The Dow Jones Industrial Average traded 100 points lower, or 0.4%. The S&P 500 dipped 0.2% and the Nasdaq Composite dropped 0.5%.
Senate Majority Leader Mitch McConnell unveiled the Republican coronavirus relief plan Monday after the bell. The legislation would include relief for jobless Americans, another direct payment to individuals of up $1,200, more Paycheck Protection Program small business loan funds, among other provisions.
McConnell said the bill would set federal unemployment insurance at 70% of a worker’s previous wages, replacing the $600 per week which states stopped paying out this week.
“The cutting of the unemployment benefits is setting us up for a political battle and that could take time,” said Peter Cardillo, chief market economist at Spartan Capital Securities, noting this is weighing on market sentiment.

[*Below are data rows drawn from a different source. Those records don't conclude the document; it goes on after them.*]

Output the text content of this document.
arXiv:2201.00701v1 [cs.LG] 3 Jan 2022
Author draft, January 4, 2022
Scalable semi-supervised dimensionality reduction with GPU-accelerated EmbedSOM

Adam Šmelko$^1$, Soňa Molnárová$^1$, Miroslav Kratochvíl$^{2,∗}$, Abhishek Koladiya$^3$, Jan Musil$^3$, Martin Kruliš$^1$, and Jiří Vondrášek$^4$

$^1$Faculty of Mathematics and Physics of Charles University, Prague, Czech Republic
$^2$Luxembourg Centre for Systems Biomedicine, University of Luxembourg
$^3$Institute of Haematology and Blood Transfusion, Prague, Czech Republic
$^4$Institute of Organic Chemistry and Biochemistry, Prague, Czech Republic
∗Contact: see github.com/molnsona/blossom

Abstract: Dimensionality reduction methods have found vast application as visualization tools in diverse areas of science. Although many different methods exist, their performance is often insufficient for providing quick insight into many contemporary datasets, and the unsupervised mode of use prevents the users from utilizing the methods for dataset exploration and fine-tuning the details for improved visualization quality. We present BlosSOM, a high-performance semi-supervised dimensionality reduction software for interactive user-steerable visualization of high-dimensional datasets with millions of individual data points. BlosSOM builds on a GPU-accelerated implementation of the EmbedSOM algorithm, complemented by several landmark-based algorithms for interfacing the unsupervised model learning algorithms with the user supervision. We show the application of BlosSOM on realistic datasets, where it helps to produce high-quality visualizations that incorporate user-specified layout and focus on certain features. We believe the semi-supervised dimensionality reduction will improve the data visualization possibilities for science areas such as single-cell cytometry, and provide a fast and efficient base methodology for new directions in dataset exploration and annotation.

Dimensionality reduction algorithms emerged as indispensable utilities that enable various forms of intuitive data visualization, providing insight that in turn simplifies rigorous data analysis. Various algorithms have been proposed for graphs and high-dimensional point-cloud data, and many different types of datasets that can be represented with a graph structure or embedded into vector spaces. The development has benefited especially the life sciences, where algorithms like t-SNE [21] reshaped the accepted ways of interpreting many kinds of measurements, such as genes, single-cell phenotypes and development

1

The bill comes as coronavirus cases continue to rise across the U.S. So far, more than 4.2 million infections have been confirmed along with at least 147,303 deaths in the U.S., according to Johns Hopkins University.
Stocks were also under pressure after the release of disappointing quarterly numbers from McDonald’s and 3M.
McDonald’s shares slid 1% after the fast-food giant posted a quarterly profit that missed analyst expectations along with a 30% drop in overall revenue. 3M, another Dow component, dropped 4.6% after its quarterly earnings and revenue were lower than expected.
Visa, Advanced Micro Devices, Amgen, eBay, Mondelez International and Starbucks report after the bell on Tuesday. This is the busiest week of the corporate earnings season, with about 170 companies slated to report.
Meanwhile, the Federal Reserve starts its two-day policy meeting on Tuesday, followed by an interest rate decision on Wednesday. The FOMC decided to maintain the target range for the federal funds rate at 0-0.25% at its last meeting in June as it continued to deal with the impact of the coronavirus (COVID-19) pandemic on the U.S. economy.